Latency Budget
RFWhisper treats latency as a hard budget, not a goal.
End-to-end targets​
| Hardware | v0.1 p99 | v0.3 p99 |
|---|---|---|
| Intel i5-8xxx (laptop) | < 100 ms | < 50 ms |
| Apple M1 | < 100 ms | < 45 ms |
| Raspberry Pi 5 (8 GB) | < 100 ms | < 70 ms |
Anything worse than the v0.1 column is a release blocker (criterion A4).
Per-stage budget​
| Stage | v0.1 | v0.3 | Notes |
|---|---|---|---|
| Audio capture (frame) | 10–20 ms | 5–10 ms | PortAudio / ALSA / JACK / WASAPI callback |
| Pre-emphasis + feature extraction | ≤ 5 ms | ≤ 2 ms | VOLK windowing + liquid FFT with cached plans |
| ONNX inference (DFN3) | ≤ 30 ms | ≤ 15 ms | XNNPACK/CoreML/DirectML; INT8 stretch |
| Post-processing + overlap-add | ≤ 5 ms | ≤ 2 ms | — |
| Output buffering | 10–30 ms | 5–15 ms | Matches input blocksize |
| Total (p99) | < 100 ms | < 50 ms | — |
RPi Zero 2 W ships with RNNoise (not DFN3) and has a separate, looser budget.
Measurement methodology​
python -m rfwhisper.bench latency \
--backend portaudio \
--in default --out default \
--blocksize 480 \
--duration 120 \
--out build/latency/
What it does:
- Generates an impulse train at known intervals.
- Plays impulses out → routes through the virtual cable → back into RFWhisper's input.
- RFWhisper processes them as normal audio.
- The probe aligns the reference and captured impulses, logging the round-trip delta to an HDR histogram.
- Publishes p50 / p95 / p99 / max; renders a histogram image.
We report p99, not mean.

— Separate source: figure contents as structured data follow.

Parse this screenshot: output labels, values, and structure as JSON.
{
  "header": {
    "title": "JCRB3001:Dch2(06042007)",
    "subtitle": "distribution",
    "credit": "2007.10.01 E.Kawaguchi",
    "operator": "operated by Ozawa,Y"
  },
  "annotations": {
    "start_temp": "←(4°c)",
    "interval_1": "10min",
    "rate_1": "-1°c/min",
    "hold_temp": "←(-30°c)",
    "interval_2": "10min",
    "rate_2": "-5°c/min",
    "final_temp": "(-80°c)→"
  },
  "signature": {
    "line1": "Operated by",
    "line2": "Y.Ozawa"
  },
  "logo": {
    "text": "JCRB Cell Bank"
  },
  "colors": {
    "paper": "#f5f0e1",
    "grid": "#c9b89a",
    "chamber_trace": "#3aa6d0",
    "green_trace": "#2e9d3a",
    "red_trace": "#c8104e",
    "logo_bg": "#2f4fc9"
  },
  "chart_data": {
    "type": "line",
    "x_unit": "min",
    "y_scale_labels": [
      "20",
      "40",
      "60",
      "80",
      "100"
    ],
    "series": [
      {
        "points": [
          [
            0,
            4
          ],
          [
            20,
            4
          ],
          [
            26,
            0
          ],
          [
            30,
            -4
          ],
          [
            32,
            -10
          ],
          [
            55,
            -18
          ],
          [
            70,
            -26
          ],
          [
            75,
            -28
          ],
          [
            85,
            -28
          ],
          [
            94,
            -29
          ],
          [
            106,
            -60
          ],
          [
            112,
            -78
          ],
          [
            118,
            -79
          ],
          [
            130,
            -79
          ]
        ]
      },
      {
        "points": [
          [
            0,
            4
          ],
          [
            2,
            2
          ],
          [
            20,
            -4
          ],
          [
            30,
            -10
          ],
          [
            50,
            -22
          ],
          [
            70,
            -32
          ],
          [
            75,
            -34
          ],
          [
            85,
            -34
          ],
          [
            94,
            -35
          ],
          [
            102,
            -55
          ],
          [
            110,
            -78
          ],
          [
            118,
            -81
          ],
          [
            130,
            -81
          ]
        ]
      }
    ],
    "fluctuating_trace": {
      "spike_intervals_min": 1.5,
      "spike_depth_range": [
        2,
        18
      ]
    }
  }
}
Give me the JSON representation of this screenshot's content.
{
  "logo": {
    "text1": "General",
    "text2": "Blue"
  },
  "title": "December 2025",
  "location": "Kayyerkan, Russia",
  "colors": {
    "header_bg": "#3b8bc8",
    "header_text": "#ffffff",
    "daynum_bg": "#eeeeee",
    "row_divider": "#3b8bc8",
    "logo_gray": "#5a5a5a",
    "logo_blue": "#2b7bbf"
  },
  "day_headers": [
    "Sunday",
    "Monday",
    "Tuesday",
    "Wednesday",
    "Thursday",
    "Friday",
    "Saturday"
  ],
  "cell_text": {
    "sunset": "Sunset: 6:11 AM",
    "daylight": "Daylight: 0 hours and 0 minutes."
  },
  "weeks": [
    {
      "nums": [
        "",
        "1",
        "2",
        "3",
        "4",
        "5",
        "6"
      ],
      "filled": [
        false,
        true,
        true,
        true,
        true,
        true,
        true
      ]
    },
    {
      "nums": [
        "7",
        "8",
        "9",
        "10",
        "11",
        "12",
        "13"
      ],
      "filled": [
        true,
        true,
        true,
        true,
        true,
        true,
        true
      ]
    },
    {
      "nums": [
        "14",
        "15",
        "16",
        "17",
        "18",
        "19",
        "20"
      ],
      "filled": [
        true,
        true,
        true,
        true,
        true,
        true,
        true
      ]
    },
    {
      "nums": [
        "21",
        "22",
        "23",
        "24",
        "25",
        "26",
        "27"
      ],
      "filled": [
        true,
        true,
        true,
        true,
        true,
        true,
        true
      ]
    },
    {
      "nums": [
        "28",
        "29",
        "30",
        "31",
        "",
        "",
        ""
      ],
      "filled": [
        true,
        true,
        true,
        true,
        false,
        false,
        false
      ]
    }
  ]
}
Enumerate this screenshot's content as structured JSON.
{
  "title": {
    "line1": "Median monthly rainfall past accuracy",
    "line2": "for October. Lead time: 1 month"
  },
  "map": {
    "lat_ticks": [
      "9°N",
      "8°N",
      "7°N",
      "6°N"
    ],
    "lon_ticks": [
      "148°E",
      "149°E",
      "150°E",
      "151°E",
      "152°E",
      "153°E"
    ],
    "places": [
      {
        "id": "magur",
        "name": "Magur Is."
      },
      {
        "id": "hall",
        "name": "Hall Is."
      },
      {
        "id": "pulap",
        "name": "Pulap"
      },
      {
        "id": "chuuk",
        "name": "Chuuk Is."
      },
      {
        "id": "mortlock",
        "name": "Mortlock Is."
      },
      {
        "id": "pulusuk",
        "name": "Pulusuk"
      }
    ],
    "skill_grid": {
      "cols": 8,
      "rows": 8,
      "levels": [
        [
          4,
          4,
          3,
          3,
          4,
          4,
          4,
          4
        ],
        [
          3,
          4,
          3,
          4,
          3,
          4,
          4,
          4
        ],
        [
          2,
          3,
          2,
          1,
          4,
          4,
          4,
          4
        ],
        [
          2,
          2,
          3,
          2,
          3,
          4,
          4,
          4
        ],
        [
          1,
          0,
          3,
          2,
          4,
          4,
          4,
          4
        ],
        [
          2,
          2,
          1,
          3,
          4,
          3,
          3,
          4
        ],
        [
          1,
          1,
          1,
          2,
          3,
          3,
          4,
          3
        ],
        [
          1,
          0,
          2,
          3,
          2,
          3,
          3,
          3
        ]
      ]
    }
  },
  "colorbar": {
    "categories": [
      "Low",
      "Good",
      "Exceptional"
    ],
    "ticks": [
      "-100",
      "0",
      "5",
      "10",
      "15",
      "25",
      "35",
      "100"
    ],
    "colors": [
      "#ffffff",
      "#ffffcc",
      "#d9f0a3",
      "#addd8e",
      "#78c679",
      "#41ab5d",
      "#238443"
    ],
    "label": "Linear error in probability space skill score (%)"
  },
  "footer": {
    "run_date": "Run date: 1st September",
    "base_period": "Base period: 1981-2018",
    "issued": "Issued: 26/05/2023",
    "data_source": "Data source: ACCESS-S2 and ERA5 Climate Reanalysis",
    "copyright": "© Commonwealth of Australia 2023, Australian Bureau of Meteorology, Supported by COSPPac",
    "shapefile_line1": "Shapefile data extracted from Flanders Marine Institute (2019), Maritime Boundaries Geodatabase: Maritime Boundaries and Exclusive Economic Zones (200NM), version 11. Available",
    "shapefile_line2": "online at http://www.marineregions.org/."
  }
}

A pipeline that averages 30 ms but stalls at 180 ms twice per minute is unusable; one that's 85 ms tight is fine.
Hard rules​
- No allocations in the audio callback. Verified in CI with an ASan build that flags
mallocfrom RT threads. - GIL released in the inference path. Python code that doesn't respect this fails profiler checks.
- Thread affinity is intentional, never left to the scheduler when it matters.
- Frame sizes are 10–30 ms — shorter for CW (transient fidelity), longer for FT8 (decoder tolerates, NN gets more context).
Real-time scheduling per OS​
| OS | What we request |
|---|---|
| Linux | SCHED_FIFO at rtprio 95 if the user is in a realtime group |
| macOS | thread_time_constraint_policy with appropriate period/constraint/deadline |
| Windows | MMCSS AvSetMmThreadCharacteristics with Pro Audio characteristic |
If RT priority is unavailable (rootless container, no realtime group), RFWhisper falls back gracefully and logs a one-time warning.
When you miss the budget​
- Run
python -m rfwhisper.bench latency --traceto get per-stage histograms. - Check CPU governor (Linux) and power mode (macOS / Windows).
- Check virtual cable internal rate (48 kHz) matches RFWhisper's.
- Reduce blocksize carefully: smaller blocks lower latency but raise xrun risk.
- Switch to INT8 model variant (
--model-variant int8) if you're CPU-bound.
If none of that helps, file an issue with the full rfwhisper doctor output and the trace HDR histogram.